La oportunidad de Clinton
El presidente Bill Clinton mintió cuando dijo que no había tenido relaciones sexuales con la ex becaria de la Casa Blanca Monica Lewinsky, según reconoció en la madrugada del martes en una alocución televisada, y presumiblemente también en su declaración pocas horas antes a un gran jurado, que estudia la eventual recomendación de que se le procese por obstrucción a la justicia. De nada vale que en su estilo inimitable haya calificado Clinton esa mentira de conducta inapropiada y que sostenga contra toda razón que legalmente no mintió, sino que no dijo toda la verdad. Las primeras reacciones de la opinión pública siguen siendo mayoritariamente favorables a que se ponga fin a esta persecución organizada, en la que una conducta que debería ser de consideración estrictamente privada se ha convertido, a causa de una mentira dicha en una declaración testifical -en el caso de Paula Jones, quien acusaba al presidente de acoso sexual- en una cuestión de Estado. Sin embargo, el parecer del establishment liberal norteamericano es el de que Clinton ha perdido una oportunidad de pedir perdón sin ambages, de reconocer su culpa y de apelar al buen sentido de la ciudadanía desde la contrición culpable.

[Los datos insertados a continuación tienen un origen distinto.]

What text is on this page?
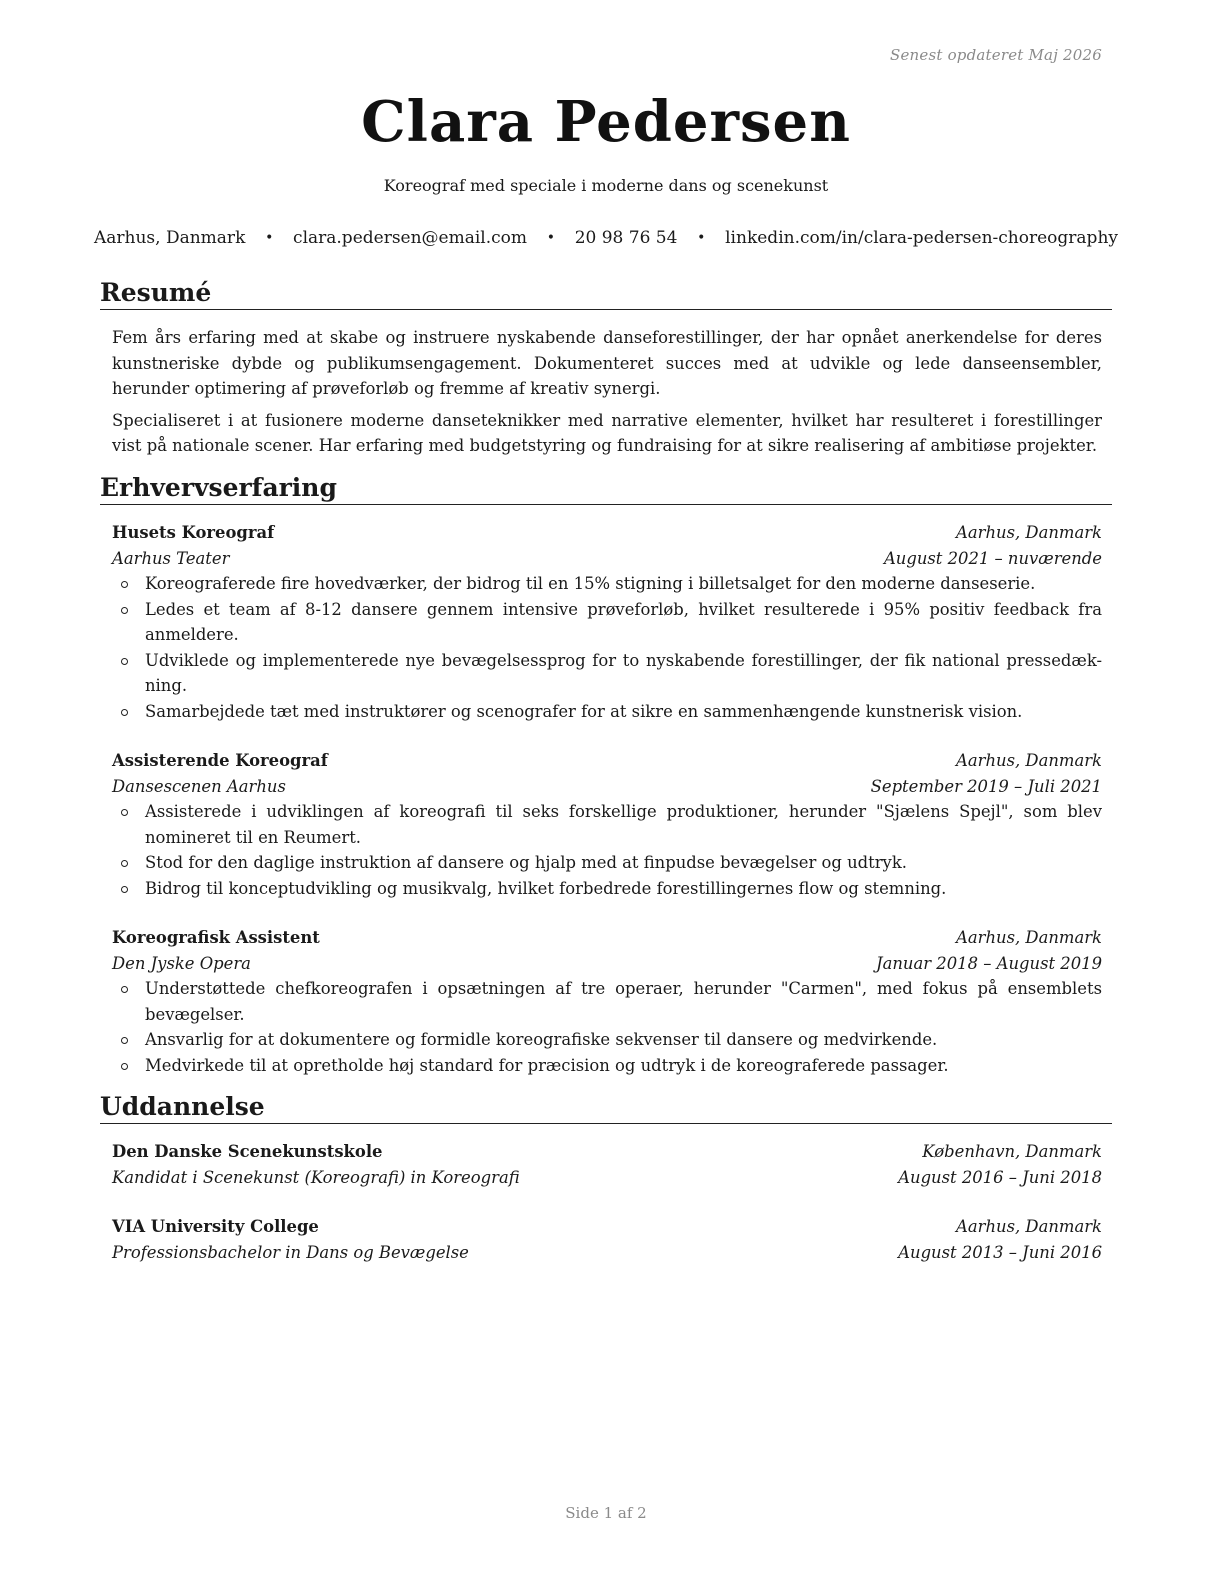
Senest opdateret Maj 2026
Clara Pedersen
Koreograf med speciale i moderne dans og scenekunst
Aarhus, Danmark • clara.pedersen@email.com • 20 98 76 54 • linkedin.com/in/clara-pedersen-choreography
Resumé

Fem års erfaring med at skabe og instruere nyskabende danseforestillinger, der har opnået anerkendelse for deres kunstneriske dybde og publikumsengagement. Dokumenteret succes med at udvikle og lede danseensembler, herunder optimering af prøveforløb og fremme af kreativ synergi.

Specialiseret i at fusionere moderne danseteknikker med narrative elementer, hvilket har resulteret i forestillinger vist på nationale scener. Har erfaring med budgetstyring og fundraising for at sikre realisering af ambitiøse projekter.

Erhvervserfaring
Husets Koreograf	Aarhus, Danmark
Aarhus Teater	August 2021 – nuværende
Koreograferede fire hovedværker, der bidrog til en 15% stigning i billetsalget for den moderne danseserie.
Ledes et team af 8-12 dansere gennem intensive prøveforløb, hvilket resulterede i 95% positiv feedback fra anmeldere.
Udviklede og implementerede nye bevægelsessprog for to nyskabende forestillinger, der fik national pressedæk-ning.
Samarbejdede tæt med instruktører og scenografer for at sikre en sammenhængende kunstnerisk vision.
Assisterende Koreograf	Aarhus, Danmark
Dansescenen Aarhus	September 2019 – Juli 2021
Assisterede i udviklingen af koreografi til seks forskellige produktioner, herunder "Sjælens Spejl", som blev nomineret til en Reumert.
Stod for den daglige instruktion af dansere og hjalp med at finpudse bevægelser og udtryk.
Bidrog til konceptudvikling og musikvalg, hvilket forbedrede forestillingernes flow og stemning.
Koreografisk Assistent	Aarhus, Danmark
Den Jyske Opera	Januar 2018 – August 2019
Understøttede chefkoreografen i opsætningen af tre operaer, herunder "Carmen", med fokus på ensemblets bevægelser.
Ansvarlig for at dokumentere og formidle koreografiske sekvenser til dansere og medvirkende.
Medvirkede til at opretholde høj standard for præcision og udtryk i de koreograferede passager.
Uddannelse
Den Danske Scenekunstskole	København, Danmark
Kandidat i Scenekunst (Koreografi) in Koreografi	August 2016 – Juni 2018
VIA University College	Aarhus, Danmark
Professionsbachelor in Dans og Bevægelse	August 2013 – Juni 2016
Side 1 af 2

Al contrario, el presidente, según una línea ya bien conocida de su personalidad, ha querido pagar el mínimo precio político por su indiscutible error: no dije toda la verdad, pero tampoco mentí. Sólo desde un cinismo leguleyo son compatibles ambos propósitos.
Éste es un caso en el que todos, salvo Hillary Rodham Clinton, que ha dado pruebas de una serenidad, lealtad y dignidad más allá de toda ponderación, salen extraordinariamente malparados. Primero, está una coalición de hecho de enemigos irreconciliables del presidente, formada por ultraderechistas para los que la moral es una vía angosta de imposible tránsito hasta para los ángeles, intereses económicos a los que no gustaba que Clinton pensara en excentricidades europeas como la pretensión de establecer una seguridad social para todos y oportunistas del partido republicano que aspiran a maniatarle durante el resto de su segundo mandato para dificultar la posibilidad de que otro demócrata, el vicepresidente Al Gore, le suceda y encontrarse así con la amenaza de hasta 16 años seguidos de presidencia en manos del partido rival.
A continuación está el propio Clinton que, seguramente, tenía buenas probabilidades de pasar página, como pretende ahora, si hubiera reconocido a tiempo su affaire con Lewinsky y se hubiera excusado por ello, o cuando menos, no hubiera hecho espectáculo de su desmentido. Pero su innata facilidad para salir de todo tipo de embrollos ha sido mala consejera esta vez, y la mentira pública, comprensible desde una óptica puramente humana, pero imposible de justificar en ese punto de tan difícil establecimiento en el que la vivencia personal se confunde con la actuación oficial, le perseguirá con toda seguridad durante el resto de su mandato. Pero, por último, lo peor de todo es el efecto que un asunto que la habitual tolerancia europea en cuestiones de moral íntima calificaría seguramente de trivial, ha causado ya un daño irreparable a la presidencia de Clinton. El semanario Time hablaba ya, inmediatamente antes de la deposición del hombre de la Casa Blanca, de un mandato "con las manos atadas en el exterior y una agenda destruida en lo interior". Sin comerlo ni beberlo, el proceso de paz árabe-israelí, la profusa complicación de los Balcanes, la pelea sostenida de Estados Unidos con Irak y la propia expectativa del África negra, que Clinton tanto decía llevar en el corazón, son cuestiones hoy dejadas de la mano de Dios, o en las que, más grave aún, puede darse una intervención presidencial guiada antes por conveniencias domésticas -en sentido estricto y en el figurado- que por razones más objetivas.
A la espera del informe que el fiscal especial del caso, Kenneth Starr, deberá redactar teniendo en cuenta las opiniones del gran jurado, es prematuro juzgar qué probabilidades hay de un proceso político contra Clinton, que pudiera derivar en su separación del cargo. La opinión no parece hoy inclinada a extremosidades, aunque el mañana está siempre por escribir. De lo que no cabe ninguna duda es de que un presidente tan cargado de ambición y de promesas ha malgastado ya gran parte de su capital simbólico. Una verdadera tragedia americana: tan casera pero tan universal.